Nutrition experts support the findings and even use the list to make recommendations to their own patients.
“I believe that this is an important source of information,” said Corinne Bush, a clinical nutritionist who was not part of the research.
Bush warns that some pesticides that do not exceed thresholds established by the EPA can stil lbe very harmful, since low-level exposure over time can have extremely damaging effects.
The Environmental Working Group recommends buying organic produce whenever possible to reduce exposure to pesticides.
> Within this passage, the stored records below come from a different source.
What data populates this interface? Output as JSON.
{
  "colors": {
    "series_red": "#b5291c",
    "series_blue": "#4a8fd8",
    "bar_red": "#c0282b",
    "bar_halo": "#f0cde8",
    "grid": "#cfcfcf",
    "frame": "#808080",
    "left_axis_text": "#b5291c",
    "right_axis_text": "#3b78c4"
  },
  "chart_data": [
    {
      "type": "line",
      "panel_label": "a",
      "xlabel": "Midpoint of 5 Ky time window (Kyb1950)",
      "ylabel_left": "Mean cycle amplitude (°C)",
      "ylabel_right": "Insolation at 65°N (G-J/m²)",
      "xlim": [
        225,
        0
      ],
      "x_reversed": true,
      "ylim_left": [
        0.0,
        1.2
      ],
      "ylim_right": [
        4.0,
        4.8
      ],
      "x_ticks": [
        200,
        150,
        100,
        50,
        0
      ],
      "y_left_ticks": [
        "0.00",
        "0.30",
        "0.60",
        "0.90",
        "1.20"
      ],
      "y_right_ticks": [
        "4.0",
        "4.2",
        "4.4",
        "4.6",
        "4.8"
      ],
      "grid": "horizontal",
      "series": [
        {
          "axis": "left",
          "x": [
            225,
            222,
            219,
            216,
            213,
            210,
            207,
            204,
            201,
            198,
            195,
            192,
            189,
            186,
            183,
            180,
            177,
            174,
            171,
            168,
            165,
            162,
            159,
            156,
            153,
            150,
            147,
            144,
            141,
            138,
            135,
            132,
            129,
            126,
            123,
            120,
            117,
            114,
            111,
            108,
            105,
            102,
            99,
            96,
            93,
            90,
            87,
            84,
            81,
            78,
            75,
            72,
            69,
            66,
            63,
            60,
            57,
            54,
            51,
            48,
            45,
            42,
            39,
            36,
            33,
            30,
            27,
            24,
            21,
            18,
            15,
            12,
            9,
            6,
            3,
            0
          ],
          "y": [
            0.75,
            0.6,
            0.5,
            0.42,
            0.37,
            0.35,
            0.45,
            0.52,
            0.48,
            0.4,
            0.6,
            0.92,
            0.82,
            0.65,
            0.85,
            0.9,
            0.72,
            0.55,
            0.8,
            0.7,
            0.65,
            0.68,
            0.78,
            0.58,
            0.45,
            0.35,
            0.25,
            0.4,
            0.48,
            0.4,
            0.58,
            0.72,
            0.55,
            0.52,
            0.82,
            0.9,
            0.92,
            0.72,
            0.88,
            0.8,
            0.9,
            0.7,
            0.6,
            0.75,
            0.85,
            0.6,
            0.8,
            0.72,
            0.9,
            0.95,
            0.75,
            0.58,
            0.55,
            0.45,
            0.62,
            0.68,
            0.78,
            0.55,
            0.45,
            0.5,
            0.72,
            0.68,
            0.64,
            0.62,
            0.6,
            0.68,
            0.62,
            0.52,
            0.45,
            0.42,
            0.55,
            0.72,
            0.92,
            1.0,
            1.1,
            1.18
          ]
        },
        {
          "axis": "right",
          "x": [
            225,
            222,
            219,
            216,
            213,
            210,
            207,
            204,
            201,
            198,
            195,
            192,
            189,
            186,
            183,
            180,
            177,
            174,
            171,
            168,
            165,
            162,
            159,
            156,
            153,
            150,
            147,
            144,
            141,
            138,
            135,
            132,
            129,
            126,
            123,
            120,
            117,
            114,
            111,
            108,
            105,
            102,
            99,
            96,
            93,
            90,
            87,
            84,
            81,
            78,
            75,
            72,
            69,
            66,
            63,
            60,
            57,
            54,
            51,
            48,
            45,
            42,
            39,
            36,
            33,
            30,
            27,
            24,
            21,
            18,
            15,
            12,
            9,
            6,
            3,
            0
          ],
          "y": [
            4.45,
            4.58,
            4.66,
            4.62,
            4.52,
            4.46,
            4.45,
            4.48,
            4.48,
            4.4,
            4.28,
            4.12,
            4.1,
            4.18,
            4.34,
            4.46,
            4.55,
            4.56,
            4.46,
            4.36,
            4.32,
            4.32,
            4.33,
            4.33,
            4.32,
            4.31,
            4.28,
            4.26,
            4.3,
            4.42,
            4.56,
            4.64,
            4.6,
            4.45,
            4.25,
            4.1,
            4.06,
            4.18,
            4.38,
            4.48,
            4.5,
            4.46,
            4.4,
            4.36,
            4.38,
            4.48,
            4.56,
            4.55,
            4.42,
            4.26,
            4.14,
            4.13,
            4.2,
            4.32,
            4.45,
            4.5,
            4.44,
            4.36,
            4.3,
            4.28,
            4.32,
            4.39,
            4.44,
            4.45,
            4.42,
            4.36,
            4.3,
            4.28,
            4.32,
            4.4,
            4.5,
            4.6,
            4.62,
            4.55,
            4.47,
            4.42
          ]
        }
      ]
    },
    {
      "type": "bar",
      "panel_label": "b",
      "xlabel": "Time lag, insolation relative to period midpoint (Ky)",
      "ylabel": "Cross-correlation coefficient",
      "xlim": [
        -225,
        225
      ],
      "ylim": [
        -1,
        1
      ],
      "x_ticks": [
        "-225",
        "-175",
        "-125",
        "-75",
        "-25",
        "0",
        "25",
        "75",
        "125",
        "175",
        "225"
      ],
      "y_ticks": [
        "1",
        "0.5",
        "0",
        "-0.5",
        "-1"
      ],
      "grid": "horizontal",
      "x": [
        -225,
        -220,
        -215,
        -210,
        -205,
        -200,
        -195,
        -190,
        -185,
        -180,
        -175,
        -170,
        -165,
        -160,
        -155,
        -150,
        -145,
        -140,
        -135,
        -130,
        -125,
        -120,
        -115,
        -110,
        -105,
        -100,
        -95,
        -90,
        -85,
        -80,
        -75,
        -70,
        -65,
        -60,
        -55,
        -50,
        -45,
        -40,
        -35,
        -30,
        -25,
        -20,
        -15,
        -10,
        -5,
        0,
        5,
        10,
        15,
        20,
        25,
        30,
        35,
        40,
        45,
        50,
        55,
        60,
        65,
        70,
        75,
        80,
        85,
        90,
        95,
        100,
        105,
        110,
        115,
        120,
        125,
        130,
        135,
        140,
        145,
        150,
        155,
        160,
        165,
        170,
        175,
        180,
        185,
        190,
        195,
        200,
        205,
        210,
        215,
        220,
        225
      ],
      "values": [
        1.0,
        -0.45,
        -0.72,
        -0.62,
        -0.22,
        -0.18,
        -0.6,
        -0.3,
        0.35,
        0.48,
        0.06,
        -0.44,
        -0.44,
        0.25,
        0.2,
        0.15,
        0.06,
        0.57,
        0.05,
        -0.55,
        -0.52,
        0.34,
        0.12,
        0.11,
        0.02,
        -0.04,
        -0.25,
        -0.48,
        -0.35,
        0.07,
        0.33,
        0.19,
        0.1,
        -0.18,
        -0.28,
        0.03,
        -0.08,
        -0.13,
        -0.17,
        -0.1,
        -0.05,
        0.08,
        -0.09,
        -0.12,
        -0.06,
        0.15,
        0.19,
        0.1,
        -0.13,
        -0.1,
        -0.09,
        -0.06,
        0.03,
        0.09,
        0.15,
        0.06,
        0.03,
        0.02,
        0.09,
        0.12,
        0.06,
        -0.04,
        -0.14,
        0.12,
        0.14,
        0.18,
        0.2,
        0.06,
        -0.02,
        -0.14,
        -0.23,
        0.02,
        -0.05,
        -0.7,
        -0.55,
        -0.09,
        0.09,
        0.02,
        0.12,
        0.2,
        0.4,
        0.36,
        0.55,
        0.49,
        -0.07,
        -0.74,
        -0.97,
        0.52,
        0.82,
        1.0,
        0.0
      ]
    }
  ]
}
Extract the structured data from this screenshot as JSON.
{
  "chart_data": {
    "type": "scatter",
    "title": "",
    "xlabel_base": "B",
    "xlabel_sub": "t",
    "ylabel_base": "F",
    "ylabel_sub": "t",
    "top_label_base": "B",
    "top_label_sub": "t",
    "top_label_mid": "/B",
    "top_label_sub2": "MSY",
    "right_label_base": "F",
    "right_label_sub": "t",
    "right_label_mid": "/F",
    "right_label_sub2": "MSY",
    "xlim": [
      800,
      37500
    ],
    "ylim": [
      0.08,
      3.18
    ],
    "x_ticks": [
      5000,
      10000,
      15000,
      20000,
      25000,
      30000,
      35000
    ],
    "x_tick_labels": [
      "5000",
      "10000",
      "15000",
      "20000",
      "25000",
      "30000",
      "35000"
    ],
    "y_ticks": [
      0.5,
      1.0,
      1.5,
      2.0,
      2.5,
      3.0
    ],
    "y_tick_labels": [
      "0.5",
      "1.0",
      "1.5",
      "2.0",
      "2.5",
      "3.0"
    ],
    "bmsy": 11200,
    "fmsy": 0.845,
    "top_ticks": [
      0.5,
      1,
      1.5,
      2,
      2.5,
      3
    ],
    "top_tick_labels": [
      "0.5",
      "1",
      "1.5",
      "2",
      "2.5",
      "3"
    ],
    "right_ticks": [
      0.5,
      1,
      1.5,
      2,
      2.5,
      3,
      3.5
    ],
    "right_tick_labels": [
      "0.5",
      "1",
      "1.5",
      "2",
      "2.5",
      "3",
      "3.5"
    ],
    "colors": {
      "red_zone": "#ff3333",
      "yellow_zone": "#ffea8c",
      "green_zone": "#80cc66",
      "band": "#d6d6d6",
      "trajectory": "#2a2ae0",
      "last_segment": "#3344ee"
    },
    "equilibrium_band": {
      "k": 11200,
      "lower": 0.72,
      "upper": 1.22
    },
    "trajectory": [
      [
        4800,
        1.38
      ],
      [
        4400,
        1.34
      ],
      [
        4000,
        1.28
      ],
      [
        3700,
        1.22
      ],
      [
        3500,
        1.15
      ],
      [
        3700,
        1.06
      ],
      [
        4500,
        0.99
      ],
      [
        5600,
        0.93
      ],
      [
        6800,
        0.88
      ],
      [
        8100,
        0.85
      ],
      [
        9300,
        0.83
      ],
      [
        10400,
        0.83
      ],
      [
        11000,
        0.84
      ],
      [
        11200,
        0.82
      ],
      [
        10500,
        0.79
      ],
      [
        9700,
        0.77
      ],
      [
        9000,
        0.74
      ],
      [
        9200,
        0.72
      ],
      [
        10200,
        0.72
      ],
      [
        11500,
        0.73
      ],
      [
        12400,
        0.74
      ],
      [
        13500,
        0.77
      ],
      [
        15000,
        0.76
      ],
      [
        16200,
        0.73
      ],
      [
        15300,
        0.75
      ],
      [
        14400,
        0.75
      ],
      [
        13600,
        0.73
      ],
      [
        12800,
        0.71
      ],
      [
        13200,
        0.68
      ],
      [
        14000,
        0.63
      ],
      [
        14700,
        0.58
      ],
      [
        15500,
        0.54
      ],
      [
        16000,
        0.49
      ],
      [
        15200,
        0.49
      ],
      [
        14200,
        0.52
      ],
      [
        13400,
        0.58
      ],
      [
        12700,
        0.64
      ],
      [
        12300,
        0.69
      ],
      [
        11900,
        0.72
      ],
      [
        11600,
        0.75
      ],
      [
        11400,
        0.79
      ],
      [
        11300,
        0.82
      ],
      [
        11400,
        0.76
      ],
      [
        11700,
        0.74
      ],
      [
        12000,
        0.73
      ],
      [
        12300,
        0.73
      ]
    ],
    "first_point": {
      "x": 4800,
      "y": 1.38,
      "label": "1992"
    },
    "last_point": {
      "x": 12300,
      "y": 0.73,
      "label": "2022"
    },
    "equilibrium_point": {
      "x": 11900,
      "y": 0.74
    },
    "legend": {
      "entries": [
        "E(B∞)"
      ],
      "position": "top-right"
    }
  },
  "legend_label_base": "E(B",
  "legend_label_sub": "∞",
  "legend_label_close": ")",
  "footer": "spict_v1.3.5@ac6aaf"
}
“If you don’t want to feed your family food contaminated with pesticides, the EWG Shopper’s Guide helps you make smart choices, whether you’re buying conventional or organic produce,” Sonya Lunder, a senior analyst with the group, said in a news release.
“Eating plenty of fruits and vegetables is essential no matter how they’re grown, but for the items with the heaviest pesticide loads, we urge shoppers to buy organic. If you can’t buy organic, the Shopper’s Guide will steer you to conventionally grown produce that is the lowest in pesticides.”